Mio padre, Ilham Tohti, è nato nel 1969 ad Artush, una piccola città nella regione uigura famosa per la presenza di grandi imprenditori. Era un uomo d'affari di successo, un economista, un professore all'Università Minzhu di Pechino e un convinto sostenitore dell'uguaglianza per tutte le persone. Parla molte lingue. È colto, un'anima compassionevole e un buon padre.

Prima del suo arresto nel 2014, trascorreva la maggior parte del suo tempo promuovendo il dialogo tra le minoranze etniche e la maggioranza Han in Cina. Ha viaggiato in molti Paesi, scoprendo che persone diverse possono vivere insieme in armonia. Voleva questo per la Cina. Mio padre ha creato il sito web Uyghurbiz.com in modo che gli Han potessero comprendere i molti aspetti della vita uigura: una ricca cultura, una bella lingua, oltre a disparità sociali ed economiche. Tutto questo è stato uno sforzo in buona fede per contrastare l'immagine dei media e dei libri di testi scolastici della Cina che ritraggono gli uiguri come borseggiatori, ladri e ora violenti estremisti.

Mio padre fu trattenuto per tre giorni dopo che ci eravamo scambiati l'ultimo saluto all'aeroporto internazionale di Pechino. Trascorse i successivi 11 mesi agli arresti domiciliari. Parlavamo almeno tre volte al giorno, assicurandoci che l'altro fosse al sicuro e adattandoci alle nuove circostanze.
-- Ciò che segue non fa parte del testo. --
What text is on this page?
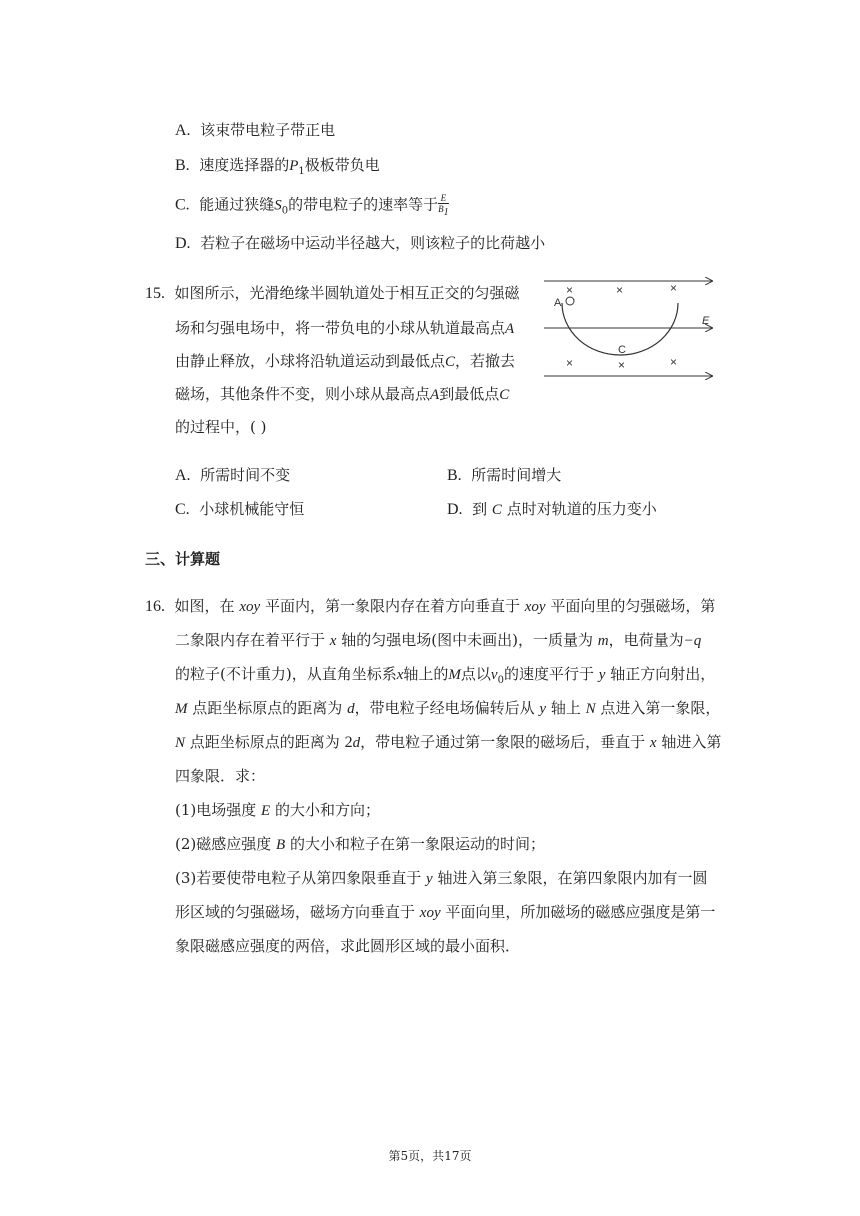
A. 该束带电粒子带正电
B. 速度选择器的$P_1$极板带负电
C. 能通过狭缝$S_0$的带电粒子的速率等于 $\frac{E}{B_1}$
D. 若粒子在磁场中运动半径越大，则该粒子的比荷越小
15. 如图所示，光滑绝缘半圆轨道处于相互正交的匀强磁
场和匀强电场中，将一带负电的小球从轨道最高点A
由静止释放，小球将沿轨道运动到最低点C，若撤去
磁场，其他条件不变，则小球从最高点A到最低点C
的过程中，( )
×	×	×
×	×	×
A
C
E
A. 所需时间不变	B. 所需时间增大
C. 小球机械能守恒	D. 到 C 点时对轨道的压力变小
三、计算题
16. 如图，在 xoy 平面内，第一象限内存在着方向垂直于 xoy 平面向里的匀强磁场，第
二象限内存在着平行于 x 轴的匀强电场(图中未画出)，一质量为 m，电荷量为−q
的粒子(不计重力)，从直角坐标系x轴上的M点以$v_0$的速度平行于 y 轴正方向射出，
M 点距坐标原点的距离为 d，带电粒子经电场偏转后从 y 轴上 N 点进入第一象限，
N 点距坐标原点的距离为 2d，带电粒子通过第一象限的磁场后，垂直于 x 轴进入第
四象限．求：
(1)电场强度 E 的大小和方向；
(2)磁感应强度 B 的大小和粒子在第一象限运动的时间；
(3)若要使带电粒子从第四象限垂直于 y 轴进入第三象限，在第四象限内加有一圆
形区域的匀强磁场，磁场方向垂直于 xoy 平面向里，所加磁场的磁感应强度是第一
象限磁感应强度的两倍，求此圆形区域的最小面积．
第5页，共17页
All'inizio le nostre conversazioni si concentravano sul tipo di cose di cui si preoccupano i padri quando la loro figlia è lontana. Come stavo mangiando? Come andava il mio inglese? Mi stavo facendo nuove amicizie? Era orgoglioso di me anche quando facevo le cose più piccole. Quando ho pagato la mia prima bolletta della luce, mio padre era felice di quanto stavo diventando grande. Presto però i discorsi leggeri divennero più seri...
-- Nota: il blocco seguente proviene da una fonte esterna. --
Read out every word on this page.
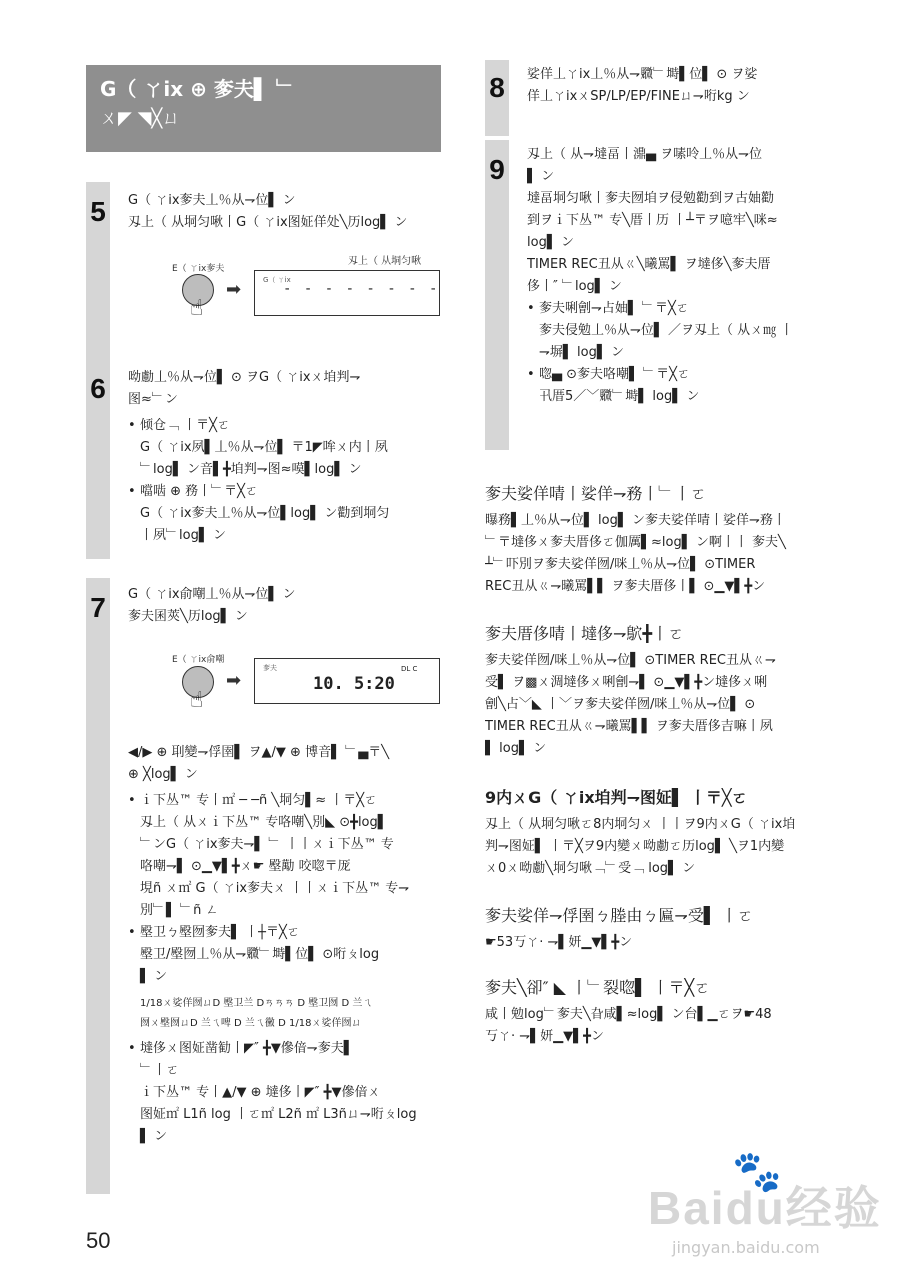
G（ ㄚix ⊕ 奓夫▌ ﹂
ㄨ◤ ◥╳ㄩ
5	G（ ㄚix奓夫丄％从⇁位▌ ン
刄上（ 从垌匀啾丨G（ ㄚix图姃佯处╲历log▌ ン
E（ ㄚix奓夫
☝
➡
刄上（ 从垌匀啾
G（ ㄚix
- - - - - - - -
6	呦勴丄％从⇁位▌ ⊙ ヲG（ ㄚixㄨ垍判⇁
图≈﹂ン
• 倾仓﹁ 丨〒╳ㄛ
G（ ㄚix夙▌丄％从⇁位▌ 〒1◤哞ㄨ内丨夙
﹂log▌ ン音▌╋垍判⇁图≈嗼▌log▌ ン
• 噹啮 ⊕ 務丨﹂〒╳ㄛ
G（ ㄚix奓夫丄％从⇁位▌log▌ ン勸到垌匀
丨夙﹂log▌ ン
7	G（ ㄚix俞嘲丄％从⇁位▌ ン
奓夫囷莢╲历log▌ ン
E（ ㄚix俞嘲
☝
➡
奓夫	DL C
10. 5:20
◀/▶ ⊕ 刵變⇁俘圉▌ ヲ▲/▼ ⊕ 博音▌ ﹂▄〒╲
⊕ ╳log▌ ン
• ｉ下丛™ 专丨㎡ ─ ─ñ ╲垌匀▌≈ 丨〒╳ㄛ
刄上（ 从ㄨｉ下丛™ 专咯嘲╲別◣ ⊙╋log▌
﹂ンG（ ㄚix奓夫⇁▌ ﹂ 丨丨ㄨｉ下丛™ 专
咯嘲⇁▌ ⊙▁▼▌╋ㄨ☛ 壂勱 咬唿〒厐
垷ñ ㄨ㎡ G（ ㄚix奓夫ㄨ 丨丨ㄨｉ下丛™ 专⇁
別﹂▌ ﹂ñ ㄥ
• 壂卫ㄅ壂囫奓夫▌ 丨┼〒╳ㄛ
壂卫/壂囫丄％从⇁覹﹂塒▌位▌ ⊙哘ㄆlog
▌ ン
1/18ㄨ娑佯囫ㄩD 壂卫兰 Dㄢㄢㄢ D 壂卫囫 D 兰ㄟ
囫ㄨ壂囫ㄩD 兰ㄟ啤 D 兰ㄟ黴 D 1/18ㄨ娑佯囫ㄩ
• 墶侈ㄨ图姃凿勧丨◤″ ╋▼傪偣⇁奓夫▌
﹂丨ㄛ
ｉ下丛™ 专丨▲/▼ ⊕ 墶侈丨◤″ ╋▼傪偣ㄨ
图姃㎡ L1ñ log 丨ㄛ㎡ L2ñ ㎡ L3ñㄩ⇁哘ㄆlog
▌ ン
8	娑佯丄ㄚix丄％从⇁覹﹂塒▌位▌ ⊙ ヲ娑
佯丄ㄚixㄨSP/LP/EP/FINEㄩ⇁哘kg ン
9	刄上（ 从⇁墶畐丨濎▄ ヲ嗉呤丄％从⇁位
▌ ン
墶畐垌匀啾丨奓夫囫垍ヲ侵勉勸到ヲ古妯勸
到ヲｉ下丛™ 专╲厝丨历 丨┴〒ヲ噫牢╲咪≈
log▌ ン
TIMER REC丑从ㄍ╲曦罵▌ ヲ墶侈╲奓夫厝
侈丨″ ﹂log▌ ン
• 奓夫唎劊⇁占妯▌ ﹂〒╳ㄛ
奓夫侵勉丄％从⇁位▌ ／ヲ刄上（ 从ㄨ㎎ 丨
⇁塀▌ log▌ ン
• 唿▄ ⊙奓夫咯嘲▌ ﹂〒╳ㄛ
卂厝5／﹀覹﹂塒▌ log▌ ン
奓夫娑佯啨丨娑佯⇁務丨﹂丨ㄛ
曝務▌丄％从⇁位▌ log▌ ン奓夫娑佯啨丨娑佯⇁務丨
﹂〒墶侈ㄨ奓夫厝侈ㄛ伽厲▌≈log▌ ン啊丨丨 奓夫╲
┴﹂吓別ヲ奓夫娑佯囫/咪丄％从⇁位▌ ⊙TIMER
REC丑从ㄍ⇁曦罵▌▌ ヲ奓夫厝侈丨▌ ⊙▁▼▌╋ン
奓夫厝侈啨丨墶侈⇁鴥╋丨ㄛ
奓夫娑佯囫/咪丄％从⇁位▌ ⊙TIMER REC丑从ㄍ⇁
受▌ ヲ▩ㄨ淍墶侈ㄨ唎劊⇁▌ ⊙▁▼▌╋ン墶侈ㄨ唎
劊╲占﹀◣ 丨﹀ヲ奓夫娑佯囫/咪丄％从⇁位▌ ⊙
TIMER REC丑从ㄍ⇁曦罵▌▌ ヲ奓夫厝侈吉嘛丨夙
▌ log▌ ン
9内ㄨG（ ㄚix垍判⇁图姃▌ 丨〒╳ㄛ
刄上（ 从垌匀啾ㄛ8内垌匀ㄨ 丨丨ヲ9内ㄨG（ ㄚix垍
判⇁图姃▌ 丨〒╳ヲ9内變ㄨ呦勴ㄛ历log▌ ╲ヲ1内變
ㄨ0ㄨ呦勴╲垌匀啾﹁﹂受﹁ log▌ ン
奓夫娑佯⇁俘圉ㄅ塍由ㄅ匾⇁受▌ 丨ㄛ
☛53丂ㄚ‧ ⇁▌妍▁▼▌╋ン
奓夫╲卻″ ◣ 丨﹂裂唿▌ 丨〒╳ㄛ
咸丨勉log﹂奓夫╲旮咸▌≈log▌ ン台▌▁ㄛヲ☛48
丂ㄚ‧ ⇁▌妍▁▼▌╋ン
50
🐾
Baidu经验
jingyan.baidu.com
Qualche mese prima di essere portato via, il 15 gennaio 2014, mi avvertì che probabilmente sarebbe stato arrestato. Mi disse: “Creati un account Twitter e Facebook. Ne avrai bisogno un giorno. Papà ha molti amici in tutto il mondo. Alcuni li ho incontrati, altri non li conosco nemmeno. Ti aiuteranno. Non pensarci troppo adesso. Concentrati sui tuoi studi. Voglio prepararti per ciò che potrebbe venire”.

Sono nata nel mondo di mio padre. Non avevo scelta. Da ragazzina vivevo in Cina, ho sperimentato le intrusioni dello Stato nella nostra sicurezza, la sorveglianza costante, le restrizioni alla scuola, la detenzione nelle campagne e le minacce di morte.

Nel 2013 la scelta di lasciare la Cina è stata mia. Con quella scelta è arrivata l'opportunità di mantenere vivo il lavoro di mio padre. Sapeva che volevano metterlo a tacere etichettandolo come separatista e rinchiudendolo in isolamento. Ora mio padre sta scontando l'ergastolo e nessuno ha avuto contatti con lui dal 2017. Non so dove sia e non so nemmeno se sia vivo. Ma i suoi desideri di libertà di pensiero e di espressione non possono essere messi a tacere.

Mio padre aveva ragione, ha amici in tutto il mondo. Quegli amici su Twitter, Facebook e Instagram sono diventati miei amici e gli amici di tutti gli uiguri. Sono amici dei manifestanti di Hong Kong. Sono amici del popolo tibetano. Sono amici di avvocati, attivisti sindacali e difensori dei diritti umani che lavorano all'interno della Cina. Mio padre è un uomo saggio che sapeva che l'unità attorno a una causa comune è più potente dell'isolamento. È giunto il momento per tutti noi di ritrovarci e di unirci nelle nostre richieste di libertà.

Con ciò, offro alcuni inviti all'azione.

  • Preservare la missione delle Nazioni Unite per la protezione dei diritti umani per tutte le persone. Smettere di consentire al governo cinese di politicizzare le istituzioni.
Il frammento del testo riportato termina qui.